By Deborah Levine and William L. Watts, MarketWatch
NEW YORK (MarketWatch) -- The U.S. dollar advanced on Tuesday, pushing the euro back under $1.30, after a report showed U.S. consumer confidence fell more than many anticipated, pressuring equities lower and reducing investors' appetite for risky assets.
The shared currency had risen above $1.30 in earlier trading, then wavered as data showed a decent gain in U.S. home prices and improved earnings. Investors earlier had breathed a sigh of relief about the results from recent stress tests conducted on major European banks.
The euro (CUR_EURUSD 1.2982, -0.0005, -0.0385%) traded at $1.2984, compared with $1.2999 in late North American trade Monday.

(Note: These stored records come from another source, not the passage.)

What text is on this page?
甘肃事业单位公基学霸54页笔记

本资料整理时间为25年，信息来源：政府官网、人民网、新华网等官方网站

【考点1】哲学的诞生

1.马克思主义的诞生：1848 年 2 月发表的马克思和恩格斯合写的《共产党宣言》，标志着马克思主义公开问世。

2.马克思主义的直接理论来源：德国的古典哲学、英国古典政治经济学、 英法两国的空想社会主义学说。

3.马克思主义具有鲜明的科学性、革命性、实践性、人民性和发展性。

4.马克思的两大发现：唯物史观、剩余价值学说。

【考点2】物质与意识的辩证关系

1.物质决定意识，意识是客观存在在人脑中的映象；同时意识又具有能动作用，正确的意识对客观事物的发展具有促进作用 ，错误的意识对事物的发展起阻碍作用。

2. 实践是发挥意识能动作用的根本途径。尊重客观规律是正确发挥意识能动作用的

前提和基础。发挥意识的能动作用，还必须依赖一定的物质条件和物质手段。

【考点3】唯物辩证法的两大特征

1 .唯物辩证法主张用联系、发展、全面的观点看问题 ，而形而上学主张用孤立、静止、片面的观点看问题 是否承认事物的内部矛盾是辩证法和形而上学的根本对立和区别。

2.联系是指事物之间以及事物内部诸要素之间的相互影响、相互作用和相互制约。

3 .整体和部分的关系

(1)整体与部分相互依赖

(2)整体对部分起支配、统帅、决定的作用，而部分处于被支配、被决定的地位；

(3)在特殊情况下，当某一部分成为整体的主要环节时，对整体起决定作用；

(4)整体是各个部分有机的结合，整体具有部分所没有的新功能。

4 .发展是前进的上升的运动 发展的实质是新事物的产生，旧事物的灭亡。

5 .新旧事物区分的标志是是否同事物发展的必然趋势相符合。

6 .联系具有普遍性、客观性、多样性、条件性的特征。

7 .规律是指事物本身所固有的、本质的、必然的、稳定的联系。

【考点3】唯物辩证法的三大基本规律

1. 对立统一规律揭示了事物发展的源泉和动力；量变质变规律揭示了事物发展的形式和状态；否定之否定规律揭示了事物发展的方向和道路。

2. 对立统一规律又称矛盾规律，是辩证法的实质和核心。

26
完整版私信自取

It rose as high as $1.3046, the best level since May 10.
A break above the $1.3029 level sets the stage for a test of $1.3115 to $1.3145, strategists at Brown Brothers Harriman said.
The dollar index (DXY 82.22, +0.14, +0.17%) , which tracks the greenback against a basket of major currencies, turned up to 82.246 from 82.017 late Monday.
The dollar extended gains versus the Japanese yen to rise about 1% to (CUR_USDYEN 87.8400, +0.9300, +1.0698%) ¥87.87, compared with ¥86.90 late Monday.